As we look at the history of ransomware attacks, the primary attack vector has been through the reliance on end user activity and error.  Most of these attacks are carried out by the end user clicking on a malicious link in an email or on a web site and the subsequent installation of malicious code on the device.  Training and educating the end user has been a key defense in protecting organizations from this type of attack.  As our strategies for preventing these attacks evolves, so does the tactics used by the malicious actors.

Recently, two widely used software management platforms have fallen victim to targeted attacks.  In both instances, the attackers identified vulnerabilities in software used to monitor and manage IT environments to direct the attack.  The vulnerability allowed the attackers to distribute malicious code through the management platforms onto workstations.  Many Managed Service Providers (MSP) use these platforms to provide IT support to small and large clients.  This software is integral in ensuring that patches and software updates remain current.

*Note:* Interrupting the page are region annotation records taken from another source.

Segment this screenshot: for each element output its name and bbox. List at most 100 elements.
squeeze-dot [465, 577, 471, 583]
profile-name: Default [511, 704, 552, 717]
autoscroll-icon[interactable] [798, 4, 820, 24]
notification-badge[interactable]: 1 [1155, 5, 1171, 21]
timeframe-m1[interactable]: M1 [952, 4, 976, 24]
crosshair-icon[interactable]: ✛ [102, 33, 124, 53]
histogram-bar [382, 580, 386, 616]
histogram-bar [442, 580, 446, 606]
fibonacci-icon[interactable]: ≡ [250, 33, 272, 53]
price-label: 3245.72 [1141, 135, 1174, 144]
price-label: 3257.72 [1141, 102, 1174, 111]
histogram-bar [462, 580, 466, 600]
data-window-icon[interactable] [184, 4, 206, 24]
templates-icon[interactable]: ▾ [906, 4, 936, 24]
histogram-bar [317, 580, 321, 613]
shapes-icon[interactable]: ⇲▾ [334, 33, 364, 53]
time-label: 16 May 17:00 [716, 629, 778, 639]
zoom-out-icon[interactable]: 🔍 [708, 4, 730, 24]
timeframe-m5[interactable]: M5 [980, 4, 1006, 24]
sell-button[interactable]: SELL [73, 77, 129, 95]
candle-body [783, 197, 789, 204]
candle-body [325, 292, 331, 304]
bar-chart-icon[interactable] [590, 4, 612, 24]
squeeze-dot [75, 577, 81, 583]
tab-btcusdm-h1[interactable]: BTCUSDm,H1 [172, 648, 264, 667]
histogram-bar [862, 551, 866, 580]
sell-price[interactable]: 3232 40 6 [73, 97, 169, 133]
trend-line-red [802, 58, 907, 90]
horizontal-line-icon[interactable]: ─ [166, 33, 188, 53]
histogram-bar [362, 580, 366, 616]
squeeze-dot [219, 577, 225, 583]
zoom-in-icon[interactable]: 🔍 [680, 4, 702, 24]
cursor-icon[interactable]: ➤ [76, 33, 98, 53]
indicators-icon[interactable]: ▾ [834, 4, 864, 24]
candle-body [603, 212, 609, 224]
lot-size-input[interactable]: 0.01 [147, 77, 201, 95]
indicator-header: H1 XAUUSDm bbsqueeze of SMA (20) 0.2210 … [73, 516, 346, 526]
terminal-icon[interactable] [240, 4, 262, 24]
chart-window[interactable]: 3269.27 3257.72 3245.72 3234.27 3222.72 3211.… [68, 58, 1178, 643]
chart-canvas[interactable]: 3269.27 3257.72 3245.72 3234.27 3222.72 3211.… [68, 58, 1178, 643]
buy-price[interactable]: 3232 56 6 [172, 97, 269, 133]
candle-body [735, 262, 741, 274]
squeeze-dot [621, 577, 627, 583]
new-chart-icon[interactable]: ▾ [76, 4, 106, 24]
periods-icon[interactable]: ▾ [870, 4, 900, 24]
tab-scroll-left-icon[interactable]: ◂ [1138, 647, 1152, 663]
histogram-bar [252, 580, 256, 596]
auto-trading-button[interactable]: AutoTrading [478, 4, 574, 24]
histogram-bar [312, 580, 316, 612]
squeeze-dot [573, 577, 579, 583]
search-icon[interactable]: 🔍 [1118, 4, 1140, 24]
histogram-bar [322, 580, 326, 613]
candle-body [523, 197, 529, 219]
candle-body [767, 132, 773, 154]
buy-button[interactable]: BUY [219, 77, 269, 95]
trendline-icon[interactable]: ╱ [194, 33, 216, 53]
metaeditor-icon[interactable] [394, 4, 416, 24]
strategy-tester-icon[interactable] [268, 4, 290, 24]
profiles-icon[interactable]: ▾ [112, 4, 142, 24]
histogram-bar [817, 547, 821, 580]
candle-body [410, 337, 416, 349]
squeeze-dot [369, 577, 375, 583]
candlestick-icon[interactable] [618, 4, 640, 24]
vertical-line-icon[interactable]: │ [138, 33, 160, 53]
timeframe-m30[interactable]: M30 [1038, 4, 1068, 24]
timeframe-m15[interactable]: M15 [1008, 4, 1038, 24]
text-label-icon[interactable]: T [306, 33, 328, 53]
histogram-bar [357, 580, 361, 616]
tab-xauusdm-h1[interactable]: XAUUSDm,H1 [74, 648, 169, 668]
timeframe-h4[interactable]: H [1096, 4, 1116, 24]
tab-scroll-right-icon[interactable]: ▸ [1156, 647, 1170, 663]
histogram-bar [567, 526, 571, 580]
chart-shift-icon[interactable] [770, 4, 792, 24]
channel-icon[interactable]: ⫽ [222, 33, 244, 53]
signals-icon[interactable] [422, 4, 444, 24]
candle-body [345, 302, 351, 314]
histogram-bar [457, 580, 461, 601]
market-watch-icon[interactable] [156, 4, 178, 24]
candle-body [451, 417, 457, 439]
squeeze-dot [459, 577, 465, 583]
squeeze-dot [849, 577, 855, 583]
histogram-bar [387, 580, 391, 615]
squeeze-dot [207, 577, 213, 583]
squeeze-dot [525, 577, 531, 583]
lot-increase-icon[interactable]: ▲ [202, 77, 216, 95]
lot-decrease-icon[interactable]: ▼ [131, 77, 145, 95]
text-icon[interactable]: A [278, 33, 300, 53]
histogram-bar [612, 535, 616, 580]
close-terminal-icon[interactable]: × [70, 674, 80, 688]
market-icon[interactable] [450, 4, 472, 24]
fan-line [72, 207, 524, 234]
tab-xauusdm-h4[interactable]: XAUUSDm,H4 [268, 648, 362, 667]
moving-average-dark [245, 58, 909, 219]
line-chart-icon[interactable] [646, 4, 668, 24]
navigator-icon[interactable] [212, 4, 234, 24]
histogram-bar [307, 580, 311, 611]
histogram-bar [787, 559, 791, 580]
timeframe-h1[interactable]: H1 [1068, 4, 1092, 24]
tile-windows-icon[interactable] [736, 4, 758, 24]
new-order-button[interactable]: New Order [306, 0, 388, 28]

If you are using an MSP there are a couple of regular tasks you should consider:

1. Understand the applications that are being used by the MSP to manage your environment. When an incident occurs, this will help you understand your potential exposure.
2. Understand the high-level architecture of the management platforms. In other words, are they cloud based on installed on-premises at the MSP? As the anatomy of a security incident unfolds, this information may be integral in understanding your exposure.
3. Ensure that your MSP has a comprehensive Security Incident Response plan in the event of a security event. Are they regularly testing their incident response?
4. Understand your commitments to your customers as it relates to exposure of information and incident response. Read your contracts thoroughly.
5. Perform downstream risk analyses on your technology providers. In most instances, your MSP is willing and happy to share their controls with you.
6. Ensure that your MSP is also performing downstream analysis and evaluation of their partners’ security risks.

As we have posted in previous briefings, the sophistication of the attacks continues to evolve.  These incidents remind us that we must always remain vigilant. It also reminds us that we must carefully monitor our downstream partners and evaluate their ability to protect our sensitive information.  While our lens tends to focus on the information that is stored in the cloud through our MSP, it has become more and more apparent that the devices in our office are also a target and we rely on our partners to protect them as well.